Le pediré a Isaac que denuncie a su vecino. Esperaré a mañana porque ahora debe estar colapsado. Es lo mejor. La otra opción es que nos maten por la calle cualquier día. De hecho, solo la suerte ha impedido que David acabe peor esta noche. Es curioso que hable de suerte cuando mi colega ha terminado con la cara reventada. ¿Qué riesgo corremos si denunciamos?, ¿una represalia?, ¿y qué más da? Esa gente ya nos ha agredido. El tema de las plantas tampoco es un impedimento para acudir a la policía, ya que nadie va a mencionar un suceso en el que aparece una plantación ilegal. Joder. Tendríamos que haber actuado como personas normales desde el principio y dejarnos de historias de mafiosos. ¿Os acordáis cuando Isaac decía que su hermano había solucionado el problema? Era obvio que un tío con la cara del vecino no se iba a creer que le habían robado otras personas. Igual de obvio era que no nos iba a dejar en paz.

Por otro lado, mis padres se han cabreado de lo lindo al enterarse que hace unas semanas ya estuve en urgencias. Aunque fui allí por David, no me voy a salvar del castigo. Si lo llego a saber, habría invertido estás últimas semanas en probar todas las drogas del mundo y apuñalar a la gente que me cae mal, porque las consecuencias habrían sido las mismas. Es una broma. Si lo hubiera hecho, lo más probable es que estuviera muerto o en una cárcel para menores. Además, no tengo ninguna inquietud por ir más allá del alcohol ni tendencias psicópatas, por lo que no hace falta que nadie se asuste.

Pese a todo, ha habido algo bueno esta noche: Sara. Al margen de esta especie de maldición que me impide acercarme a ella en ciertos momentos, me siento eufórico por nuestra pequeña charla.

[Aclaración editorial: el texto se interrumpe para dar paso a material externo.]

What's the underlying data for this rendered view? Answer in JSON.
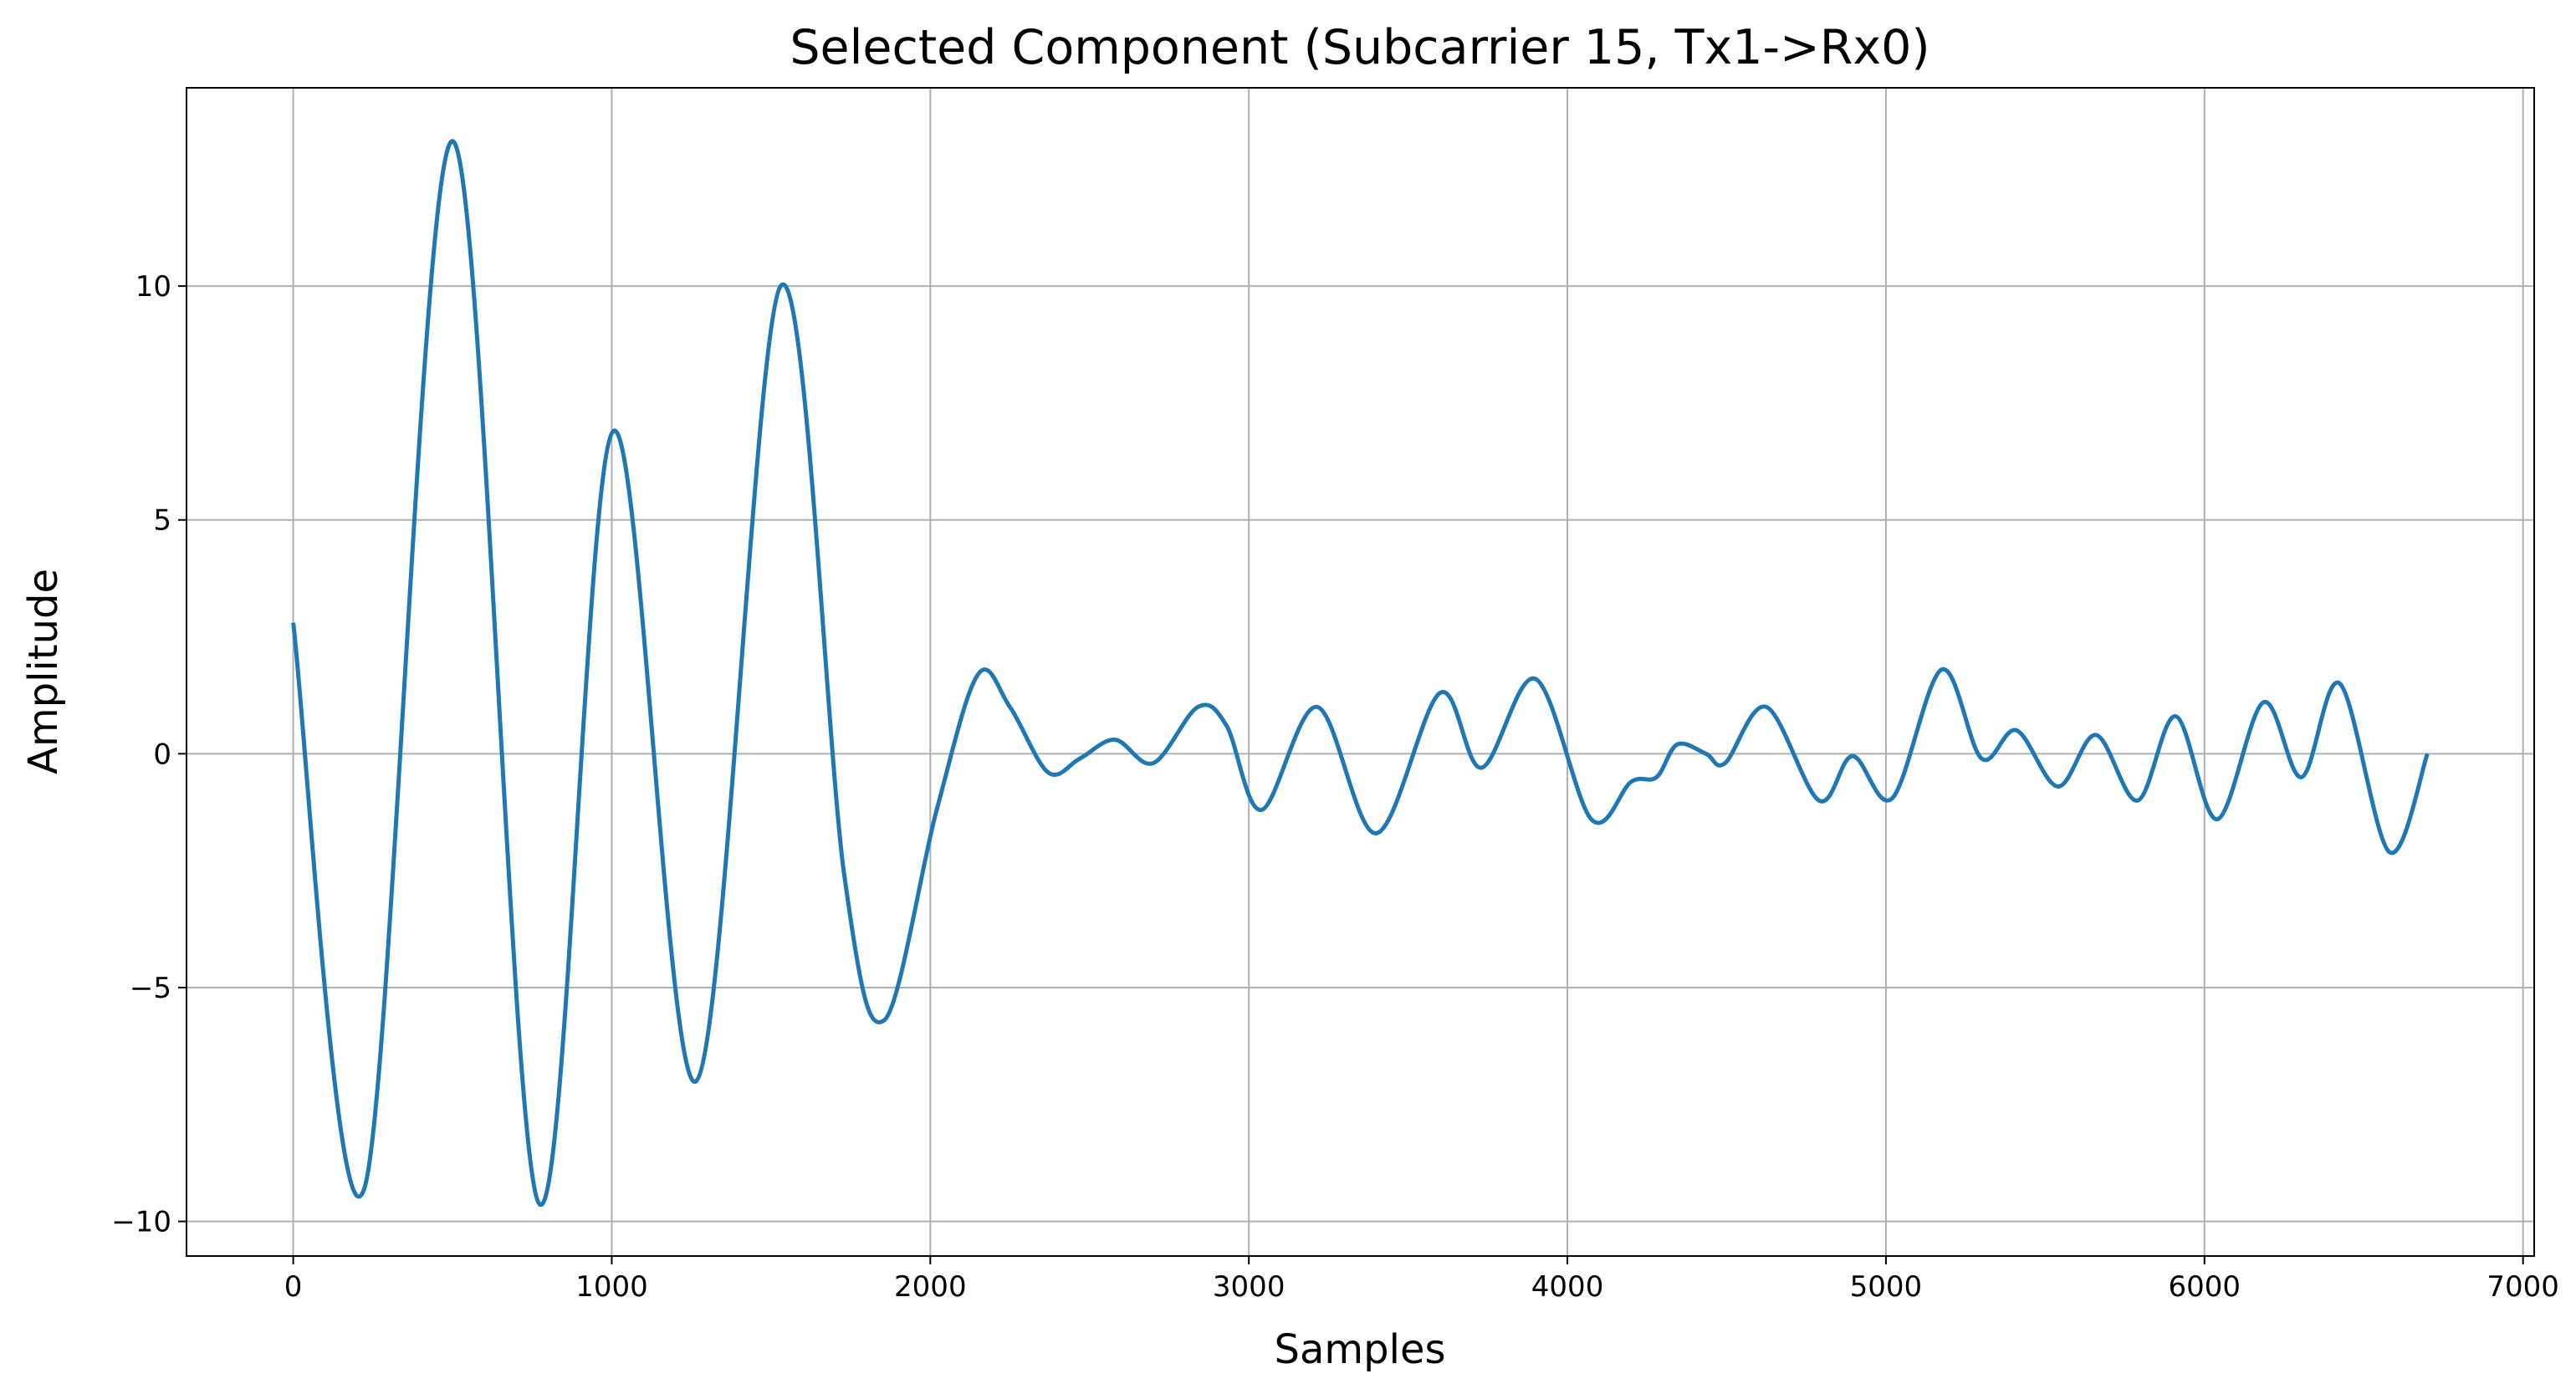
{
  "chart_data": {
    "type": "line",
    "title": "Selected Component (Subcarrier 15, Tx1->Rx0)",
    "x_label": "Samples",
    "y_label": "Amplitude",
    "x": [
      0,
      223,
      500,
      770,
      1005,
      1265,
      1530,
      1730,
      1855,
      2020,
      2150,
      2250,
      2370,
      2470,
      2580,
      2700,
      2840,
      2930,
      3040,
      3215,
      3400,
      3600,
      3730,
      3900,
      4075,
      4200,
      4280,
      4345,
      4435,
      4495,
      4625,
      4790,
      4895,
      5020,
      5175,
      5300,
      5410,
      5540,
      5660,
      5790,
      5910,
      6040,
      6185,
      6305,
      6425,
      6580,
      6700
    ],
    "series": [
      {
        "name": "Amplitude",
        "color": "#1f77b4",
        "values": [
          2.8,
          -9.3,
          13.1,
          -9.6,
          6.9,
          -7.0,
          10.0,
          -2.6,
          -5.7,
          -1.2,
          1.7,
          1.0,
          -0.4,
          -0.1,
          0.3,
          -0.2,
          1.0,
          0.6,
          -1.2,
          1.0,
          -1.7,
          1.3,
          -0.3,
          1.6,
          -1.4,
          -0.6,
          -0.5,
          0.2,
          0.0,
          -0.2,
          1.0,
          -1.0,
          -0.05,
          -0.95,
          1.8,
          -0.1,
          0.5,
          -0.7,
          0.4,
          -1.0,
          0.8,
          -1.4,
          1.1,
          -0.5,
          1.5,
          -2.1,
          0.0
        ]
      }
    ],
    "xlim": [
      -335,
      7035
    ],
    "ylim": [
      -10.74,
      14.24
    ],
    "xticks": [
      0,
      1000,
      2000,
      3000,
      4000,
      5000,
      6000,
      7000
    ],
    "yticks": [
      {
        "value": -10,
        "label": "−10"
      },
      {
        "value": -5,
        "label": "−5"
      },
      0,
      5,
      10
    ],
    "grid": true
  }
}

Hostia puta. Me despierto y lo primero que pienso es que se me olvidó hablar con Ainhoa al volver a casa. Seguro que me habrá echado un mal de ojo. Le escribo para pedirle perdón y explicarle lo que pasó. Mientras mayor es la impaciencia con la que espero una respuesta, más tardan en responderme y más lento pasa el tiempo. Mando otro whats a David en el que le pregunto cómo se encuentra. Se limita a responder: «bien».

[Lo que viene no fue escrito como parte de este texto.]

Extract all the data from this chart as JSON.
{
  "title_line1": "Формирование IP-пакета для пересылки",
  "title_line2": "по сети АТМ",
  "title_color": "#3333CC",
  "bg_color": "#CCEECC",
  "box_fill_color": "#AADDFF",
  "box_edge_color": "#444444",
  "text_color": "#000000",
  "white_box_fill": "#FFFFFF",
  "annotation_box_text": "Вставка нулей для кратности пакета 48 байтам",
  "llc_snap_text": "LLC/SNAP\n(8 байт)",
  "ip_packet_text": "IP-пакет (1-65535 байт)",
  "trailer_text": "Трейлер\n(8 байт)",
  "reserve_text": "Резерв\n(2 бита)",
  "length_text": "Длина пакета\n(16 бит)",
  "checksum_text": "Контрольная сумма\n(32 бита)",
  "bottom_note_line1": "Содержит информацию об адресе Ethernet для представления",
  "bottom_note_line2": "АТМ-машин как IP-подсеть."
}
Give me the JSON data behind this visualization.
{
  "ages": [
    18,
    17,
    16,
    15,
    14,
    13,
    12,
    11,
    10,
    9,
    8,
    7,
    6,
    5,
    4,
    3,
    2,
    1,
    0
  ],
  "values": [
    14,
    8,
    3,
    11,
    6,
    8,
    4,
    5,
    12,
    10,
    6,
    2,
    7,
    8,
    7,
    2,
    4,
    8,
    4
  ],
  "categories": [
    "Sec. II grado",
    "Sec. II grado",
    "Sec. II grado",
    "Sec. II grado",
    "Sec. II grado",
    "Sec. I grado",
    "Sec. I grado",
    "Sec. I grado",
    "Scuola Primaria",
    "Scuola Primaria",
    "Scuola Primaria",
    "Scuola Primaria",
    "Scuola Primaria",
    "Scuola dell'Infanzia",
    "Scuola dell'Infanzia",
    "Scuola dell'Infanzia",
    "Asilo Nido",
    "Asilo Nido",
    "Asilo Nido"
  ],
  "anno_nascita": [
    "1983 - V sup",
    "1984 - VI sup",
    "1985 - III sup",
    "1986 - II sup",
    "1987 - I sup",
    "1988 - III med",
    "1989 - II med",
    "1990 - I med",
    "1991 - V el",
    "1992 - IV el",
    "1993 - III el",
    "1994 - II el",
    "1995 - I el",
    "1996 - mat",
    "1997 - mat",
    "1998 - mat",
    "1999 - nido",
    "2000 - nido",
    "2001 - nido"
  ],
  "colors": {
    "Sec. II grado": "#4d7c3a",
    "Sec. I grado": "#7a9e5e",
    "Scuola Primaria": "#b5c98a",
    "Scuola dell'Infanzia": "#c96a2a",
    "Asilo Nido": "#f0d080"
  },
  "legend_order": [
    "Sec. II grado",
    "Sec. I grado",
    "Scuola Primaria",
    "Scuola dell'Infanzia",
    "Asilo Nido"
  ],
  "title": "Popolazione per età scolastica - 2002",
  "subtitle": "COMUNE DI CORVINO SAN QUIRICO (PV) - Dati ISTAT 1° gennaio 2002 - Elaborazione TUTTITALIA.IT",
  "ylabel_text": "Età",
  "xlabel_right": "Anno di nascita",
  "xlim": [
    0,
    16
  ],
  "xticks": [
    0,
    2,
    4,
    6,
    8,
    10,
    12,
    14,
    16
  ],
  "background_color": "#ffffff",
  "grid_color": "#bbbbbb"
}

Isaac me llama al mediodía.

—¿Cómo estás? —me pregunta.

—Bien.

Oigo su respiración al otro lado de la línea.

—Vaya mierda —dice.

—Pues sí.

—¿Has hablado con David?

—Le he preguntado cómo está.

—¿Te ha respondido?

—Sí, bueno.

—¿Qué quieres decir?

—Me ha escrito que está bien y ya —le respondo.

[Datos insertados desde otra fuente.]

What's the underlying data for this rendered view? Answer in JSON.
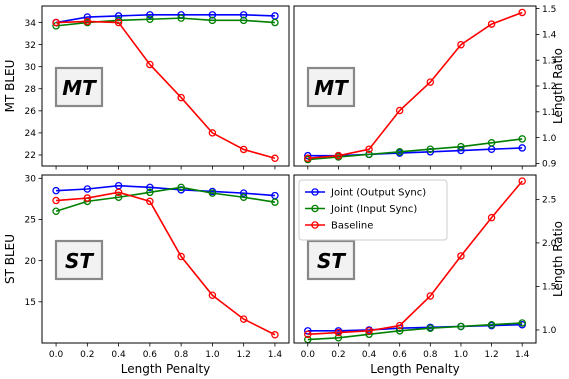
{
  "chart_data": [
    {
      "type": "line",
      "panel": "top-left",
      "watermark": "MT",
      "x": [
        0.0,
        0.2,
        0.4,
        0.6,
        0.8,
        1.0,
        1.2,
        1.4
      ],
      "x_tick_labels": [],
      "xlabel": "",
      "ylabel": "MT BLEU",
      "ylabel_side": "left",
      "ylim": [
        21,
        35.5
      ],
      "y_ticks": [
        22,
        24,
        26,
        28,
        30,
        32,
        34
      ],
      "grid": false,
      "series": [
        {
          "name": "Joint (Output Sync)",
          "color": "#0000ff",
          "values": [
            34.0,
            34.5,
            34.6,
            34.7,
            34.7,
            34.7,
            34.7,
            34.6
          ]
        },
        {
          "name": "Joint (Input Sync)",
          "color": "#008000",
          "values": [
            33.7,
            34.0,
            34.2,
            34.3,
            34.4,
            34.2,
            34.2,
            34.0
          ]
        },
        {
          "name": "Baseline",
          "color": "#ff0000",
          "values": [
            34.0,
            34.1,
            34.0,
            30.2,
            27.2,
            24.0,
            22.5,
            21.7
          ]
        }
      ]
    },
    {
      "type": "line",
      "panel": "top-right",
      "watermark": "MT",
      "x": [
        0.0,
        0.2,
        0.4,
        0.6,
        0.8,
        1.0,
        1.2,
        1.4
      ],
      "x_tick_labels": [],
      "xlabel": "",
      "ylabel": "Length Ratio",
      "ylabel_side": "right",
      "ylim": [
        0.89,
        1.51
      ],
      "y_ticks": [
        0.9,
        1.0,
        1.1,
        1.2,
        1.3,
        1.4,
        1.5
      ],
      "grid": false,
      "series": [
        {
          "name": "Joint (Output Sync)",
          "color": "#0000ff",
          "values": [
            0.93,
            0.93,
            0.935,
            0.94,
            0.945,
            0.95,
            0.955,
            0.96
          ]
        },
        {
          "name": "Joint (Input Sync)",
          "color": "#008000",
          "values": [
            0.915,
            0.925,
            0.935,
            0.945,
            0.955,
            0.965,
            0.98,
            0.995
          ]
        },
        {
          "name": "Baseline",
          "color": "#ff0000",
          "values": [
            0.92,
            0.93,
            0.955,
            1.105,
            1.215,
            1.36,
            1.44,
            1.485
          ]
        }
      ]
    },
    {
      "type": "line",
      "panel": "bottom-left",
      "watermark": "ST",
      "x": [
        0.0,
        0.2,
        0.4,
        0.6,
        0.8,
        1.0,
        1.2,
        1.4
      ],
      "x_tick_labels": [
        "0.0",
        "0.2",
        "0.4",
        "0.6",
        "0.8",
        "1.0",
        "1.2",
        "1.4"
      ],
      "xlabel": "Length Penalty",
      "ylabel": "ST BLEU",
      "ylabel_side": "left",
      "ylim": [
        10,
        30.4
      ],
      "y_ticks": [
        15,
        20,
        25,
        30
      ],
      "grid": false,
      "series": [
        {
          "name": "Joint (Output Sync)",
          "color": "#0000ff",
          "values": [
            28.5,
            28.7,
            29.1,
            28.9,
            28.6,
            28.4,
            28.2,
            27.9
          ]
        },
        {
          "name": "Joint (Input Sync)",
          "color": "#008000",
          "values": [
            26.0,
            27.2,
            27.7,
            28.3,
            28.9,
            28.2,
            27.7,
            27.1
          ]
        },
        {
          "name": "Baseline",
          "color": "#ff0000",
          "values": [
            27.3,
            27.6,
            28.3,
            27.2,
            20.5,
            15.8,
            12.9,
            11.0
          ]
        }
      ]
    },
    {
      "type": "line",
      "panel": "bottom-right",
      "watermark": "ST",
      "x": [
        0.0,
        0.2,
        0.4,
        0.6,
        0.8,
        1.0,
        1.2,
        1.4
      ],
      "x_tick_labels": [
        "0.0",
        "0.2",
        "0.4",
        "0.6",
        "0.8",
        "1.0",
        "1.2",
        "1.4"
      ],
      "xlabel": "Length Penalty",
      "ylabel": "Length Ratio",
      "ylabel_side": "right",
      "ylim": [
        0.85,
        2.78
      ],
      "y_ticks": [
        1.0,
        1.5,
        2.0,
        2.5
      ],
      "grid": false,
      "legend": {
        "placement": "top-left",
        "entries": [
          "Joint (Output Sync)",
          "Joint (Input Sync)",
          "Baseline"
        ]
      },
      "series": [
        {
          "name": "Joint (Output Sync)",
          "color": "#0000ff",
          "values": [
            0.99,
            0.99,
            1.0,
            1.02,
            1.03,
            1.04,
            1.05,
            1.06
          ]
        },
        {
          "name": "Joint (Input Sync)",
          "color": "#008000",
          "values": [
            0.89,
            0.91,
            0.95,
            0.99,
            1.02,
            1.04,
            1.06,
            1.08
          ]
        },
        {
          "name": "Baseline",
          "color": "#ff0000",
          "values": [
            0.95,
            0.97,
            0.99,
            1.05,
            1.39,
            1.85,
            2.29,
            2.71
          ]
        }
      ]
    }
  ]
}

—Igual que a mí. —Suspira—. Le he llamado, pero no me lo coge.

—Seguramente no tiene ganas de hablar. Es normal.

—Sí. —Se queda callado un momento—. Oye, ¿puedes quedar?

—¿Ahora?

—Si puedes.

—Pues no lo sé —le digo—. Se lo pregunto a mis padres, pero no creo que me dejen. Están cabreadísimos.

—Vale. Ya me dices algo.

Salgo de la habitación dispuesto a ir a la guerra. Estás cosas tengo que hablarlas con mi madre. Si logro convencerla de lo que sea, ella se encargará de convencer a mi padre.

Fieles a los roles tradicionales de género, mi padre ocupa el sofá, frente al televisor, y mi madre está en la cocina preparando la comida.

—Mamá ¿puedo salir? —Hablo bajo para que mi padre no me oiga.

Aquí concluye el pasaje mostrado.